Out of that total year-to-date figure for N model sales, 1255 units were the i30 N, with 1080 of those being the recently-updated model. There’s also been 11 Sedan N sales, 68 Kona N sales, and 78 i20 N sales.
There are still 600 i20 Ns scheduled to arrive in 2021, 110 Kona Ns, and 150 units of the new sedan. November itself was also a record month for N model sales, surpassing 300 units for the first time ever in Australia, for a monthly effort.
As you can probably guess, Australia is seen as a very important market, globally, for N products. It accounted for 5 per cent of all i30 N/Fastback N sales during 2017-2021. But, in 2019 alone that share rose to 10 per cent.

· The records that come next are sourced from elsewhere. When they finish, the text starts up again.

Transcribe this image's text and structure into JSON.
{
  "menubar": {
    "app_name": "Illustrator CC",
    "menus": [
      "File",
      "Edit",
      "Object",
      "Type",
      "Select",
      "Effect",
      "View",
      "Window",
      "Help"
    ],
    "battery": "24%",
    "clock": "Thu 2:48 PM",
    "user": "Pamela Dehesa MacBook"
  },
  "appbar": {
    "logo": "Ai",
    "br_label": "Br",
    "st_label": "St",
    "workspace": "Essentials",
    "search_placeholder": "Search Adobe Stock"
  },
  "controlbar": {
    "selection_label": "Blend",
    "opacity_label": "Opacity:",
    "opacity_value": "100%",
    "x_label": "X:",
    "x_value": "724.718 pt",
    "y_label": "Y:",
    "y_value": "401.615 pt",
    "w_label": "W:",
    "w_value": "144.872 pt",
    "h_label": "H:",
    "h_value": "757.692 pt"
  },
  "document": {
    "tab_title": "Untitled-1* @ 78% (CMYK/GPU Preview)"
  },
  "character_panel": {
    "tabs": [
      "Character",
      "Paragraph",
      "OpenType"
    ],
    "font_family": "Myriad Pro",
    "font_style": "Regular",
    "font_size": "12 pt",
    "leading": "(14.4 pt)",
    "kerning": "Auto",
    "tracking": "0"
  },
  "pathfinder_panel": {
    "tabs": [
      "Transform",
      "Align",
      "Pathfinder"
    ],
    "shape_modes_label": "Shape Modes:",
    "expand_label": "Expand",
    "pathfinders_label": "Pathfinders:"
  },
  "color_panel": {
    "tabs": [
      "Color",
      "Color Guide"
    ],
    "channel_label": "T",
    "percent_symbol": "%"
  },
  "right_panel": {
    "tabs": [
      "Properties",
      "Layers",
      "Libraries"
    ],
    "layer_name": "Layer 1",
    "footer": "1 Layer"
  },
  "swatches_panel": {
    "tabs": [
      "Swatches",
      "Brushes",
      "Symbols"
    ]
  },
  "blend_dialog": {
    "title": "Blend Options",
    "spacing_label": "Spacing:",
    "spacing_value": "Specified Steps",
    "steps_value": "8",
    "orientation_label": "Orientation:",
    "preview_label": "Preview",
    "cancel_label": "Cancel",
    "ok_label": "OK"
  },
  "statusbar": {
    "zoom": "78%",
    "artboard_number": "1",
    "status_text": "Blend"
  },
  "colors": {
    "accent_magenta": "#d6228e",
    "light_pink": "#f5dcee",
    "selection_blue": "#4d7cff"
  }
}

Considering our smallish population, it is remarkable. For further reference Hyundai sales in Australia for the general showroom fleet only account for less than 2 per cent of global sales. We sure do love our sports cars.
Next year Hyundai Australia is looking to host the fourth N Festival at The Bend Motorsport Park in South Australia. Judging by the ever-increasing sales, we’d anticipate an even higher attendance than this year’s event, which attracted a whopping 130 N car participants. All we can say is, keep them coming, Hyundai. You’re definitely onto something.